In Sweden, prosecutors have applied to the Swedish courts to issue a warrant for Julian’s arrest. There is a tremendous back story to that simple statement.
The European Arrest Warrant must be issued from one country to another by a judicial authority. The original Swedish request for Assange’s extradition was not issued by any court, but simply by the prosecutor. This was particularly strange, as the Chief Prosecutor of Stockholm had initially closed the case after deciding there was no case to answer, and then another, highly politically motivated, prosecutor had reopened the case and issued a European Arrest Warrant, without going to any judge for confirmation.
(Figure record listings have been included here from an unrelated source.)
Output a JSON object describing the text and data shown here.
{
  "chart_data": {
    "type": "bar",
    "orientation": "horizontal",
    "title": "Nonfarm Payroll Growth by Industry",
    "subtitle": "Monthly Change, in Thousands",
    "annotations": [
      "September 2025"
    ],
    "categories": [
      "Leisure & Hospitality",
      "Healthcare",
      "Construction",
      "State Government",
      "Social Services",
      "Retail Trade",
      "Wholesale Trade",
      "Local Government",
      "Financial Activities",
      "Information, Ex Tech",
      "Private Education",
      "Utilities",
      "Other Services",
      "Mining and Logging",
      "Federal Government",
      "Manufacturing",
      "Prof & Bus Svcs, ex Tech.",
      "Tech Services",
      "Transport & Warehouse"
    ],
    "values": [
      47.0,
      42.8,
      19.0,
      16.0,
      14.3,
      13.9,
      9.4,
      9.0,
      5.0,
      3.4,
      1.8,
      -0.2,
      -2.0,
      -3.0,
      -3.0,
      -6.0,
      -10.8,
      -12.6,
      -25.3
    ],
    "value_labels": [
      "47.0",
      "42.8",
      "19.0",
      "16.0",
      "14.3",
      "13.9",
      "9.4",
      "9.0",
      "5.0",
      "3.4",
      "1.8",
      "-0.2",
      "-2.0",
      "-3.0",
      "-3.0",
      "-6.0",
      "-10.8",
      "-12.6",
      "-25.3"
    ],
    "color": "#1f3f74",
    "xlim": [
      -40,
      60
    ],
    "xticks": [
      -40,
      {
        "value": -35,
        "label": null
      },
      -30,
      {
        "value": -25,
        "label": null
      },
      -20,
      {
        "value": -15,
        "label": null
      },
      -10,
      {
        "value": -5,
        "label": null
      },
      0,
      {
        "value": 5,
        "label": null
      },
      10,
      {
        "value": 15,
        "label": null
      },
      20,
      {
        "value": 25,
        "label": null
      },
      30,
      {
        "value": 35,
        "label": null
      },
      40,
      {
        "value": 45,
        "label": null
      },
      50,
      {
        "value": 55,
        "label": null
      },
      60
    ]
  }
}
Assange’s initial appeal up to the UK Supreme Court was in large part based on the fact that the warrant did not come from a judge but from a prosecutor, and that was not a judicial authority. I have no doubt that, if any other person in the UK had been the accused, the British courts would not have accepted the warrant from a prosecutor. The incredible and open bias of the courts against Assange has been evident since day 1. My contention is borne out by the fact that, immediately after Assange lost his case against the warrant in the Supreme Court, the British government changed the law to specify that future warrants must be from a judge and not a prosecutor. That is just one of the incredible facts about the Assange case that the mainstream media has hidden from the general public.
The judgement against Assange in the UK Supreme Court on the point of whether the Swedish Prosecutor constituted a “judicial authority” hinged on a completely unprecedented and frankly incredible piece of reasoning. Lord Phillips concluded that in the English text of the EWA treaty “judicial authority” could not include the Swedish prosecutor, but that in the French version “autorite judiciaire” could include the Swedish prosecutor. The two texts having equal validity, Lord Phillips decided to prefer the French language text over the English language text, an absolutely stunning decision as the UK negotiators could be presumed to have been working from the English text, as could UK ministers and parliament when they ratified the decision.
I am not making this up – you will find Phillips amazing bit of linguistic gymnastics here on page 9 para 21 of his judgement.